2) Make a unified unwinder which uses get_dwarf_step() to abstract out
   the differences between frame pointers and DWARF (or undwarf or
   whatever else).  This could an interesting.  Though I'm not sure how
   it would integrate with our "guess" unwinder for kernels which don't
   have frame pointers or DWARF/undwarf.  I guess we could still keep
   that one separate.

> I personally like the idea of using real DWARF annotations in the
> entry code because it makes gdb work better (not kgdb -- real gdb
> attached to KVM).
>
> I bet that we could get entry asm annotations into
> good shape if we really wanted to.  OTOH, getting DWARF to work well
> for inline asm is really nasty IIRC.
> 
> (H.J., could we get a binutils feature that allows is to do:
> 
> pushq %whatever
> .cfi_adjust_sp -8
> ...
> popq %whatever
> .cfi_adjust_sp 8
> 
> that will emit the right DWARF instructions regardless of whether
> there's a frame pointer or not?  .cfi_adjust_cfa_offset is not
> particularly helpful here because it's totally wrong if the CFA is
> currently being computed based on BP.)

I agree that entry_64.o should have DWARF data, regardless of what the
in-kernel representation of the data looks like.  And the same for all
the other asm .o files.

But how we achieve that is debatable.  In the past, having all the
manual .cfi annotations everywhere for every push/pop was an
unmaintainable disaster.

If we could have binutils do automatic adjustments for pushes and pops
and sp adds/subtracts without the .cfi annotations, that would be great.

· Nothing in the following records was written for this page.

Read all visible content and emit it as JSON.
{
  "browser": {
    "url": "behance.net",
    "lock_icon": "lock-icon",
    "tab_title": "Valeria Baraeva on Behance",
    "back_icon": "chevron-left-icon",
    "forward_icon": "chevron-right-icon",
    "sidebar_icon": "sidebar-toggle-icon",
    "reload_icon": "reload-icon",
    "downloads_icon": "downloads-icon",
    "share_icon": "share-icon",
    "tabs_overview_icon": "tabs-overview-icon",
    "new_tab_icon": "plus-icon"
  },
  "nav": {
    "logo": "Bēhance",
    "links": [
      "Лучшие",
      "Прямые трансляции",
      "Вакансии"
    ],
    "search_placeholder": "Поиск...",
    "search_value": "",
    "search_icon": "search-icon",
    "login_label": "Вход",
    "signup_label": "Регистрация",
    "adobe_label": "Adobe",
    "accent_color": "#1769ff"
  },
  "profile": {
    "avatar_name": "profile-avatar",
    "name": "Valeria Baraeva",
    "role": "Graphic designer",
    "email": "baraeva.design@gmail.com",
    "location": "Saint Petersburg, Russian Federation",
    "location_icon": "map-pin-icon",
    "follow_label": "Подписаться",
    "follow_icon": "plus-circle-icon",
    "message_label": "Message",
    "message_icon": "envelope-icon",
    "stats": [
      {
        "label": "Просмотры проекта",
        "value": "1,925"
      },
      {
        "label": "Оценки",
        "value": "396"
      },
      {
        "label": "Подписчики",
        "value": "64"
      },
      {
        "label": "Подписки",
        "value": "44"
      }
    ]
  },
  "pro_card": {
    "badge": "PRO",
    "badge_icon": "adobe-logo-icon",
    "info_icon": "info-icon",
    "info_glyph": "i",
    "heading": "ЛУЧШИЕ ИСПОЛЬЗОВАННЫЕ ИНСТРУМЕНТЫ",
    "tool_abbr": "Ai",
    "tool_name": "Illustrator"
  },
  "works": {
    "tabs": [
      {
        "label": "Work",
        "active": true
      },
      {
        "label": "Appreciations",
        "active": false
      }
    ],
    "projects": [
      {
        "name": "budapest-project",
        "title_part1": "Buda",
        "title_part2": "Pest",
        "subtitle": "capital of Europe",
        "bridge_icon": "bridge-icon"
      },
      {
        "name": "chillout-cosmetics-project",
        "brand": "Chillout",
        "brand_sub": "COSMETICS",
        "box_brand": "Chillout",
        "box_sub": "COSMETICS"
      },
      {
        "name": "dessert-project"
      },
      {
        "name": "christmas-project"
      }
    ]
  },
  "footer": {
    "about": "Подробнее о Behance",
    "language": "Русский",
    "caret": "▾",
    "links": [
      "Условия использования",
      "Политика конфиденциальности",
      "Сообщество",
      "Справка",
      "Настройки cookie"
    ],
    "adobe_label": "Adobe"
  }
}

Otherwise, objtool can do it.  And it can write both undwarf and DWARF,
if needed.

> Also, you read the stack like this:
> 
> *val = *(unsigned long *)addr;
> 
> how about probe_kernel_read() instead?

It depends on how paranoid you want to be.  The undwarf code has the
level of paranoia the frame pointer code has always had.

In other words, it ensures each dereference is within the bounds of the
current stack.  It relies on task->stack and the percpu exception/irq
stack pointers, as well as the previous stack pointers at the edge of
each stack.

I don't think we've ever had a problem with that level of paranoia, so I
think staying with the status quo might be fine.

If we did use probe_kernel_read() we'd have to use some other form of it
because it does some kasan and hardened usercopy checks which wouldn't
always be appropriate.

-- 
Josh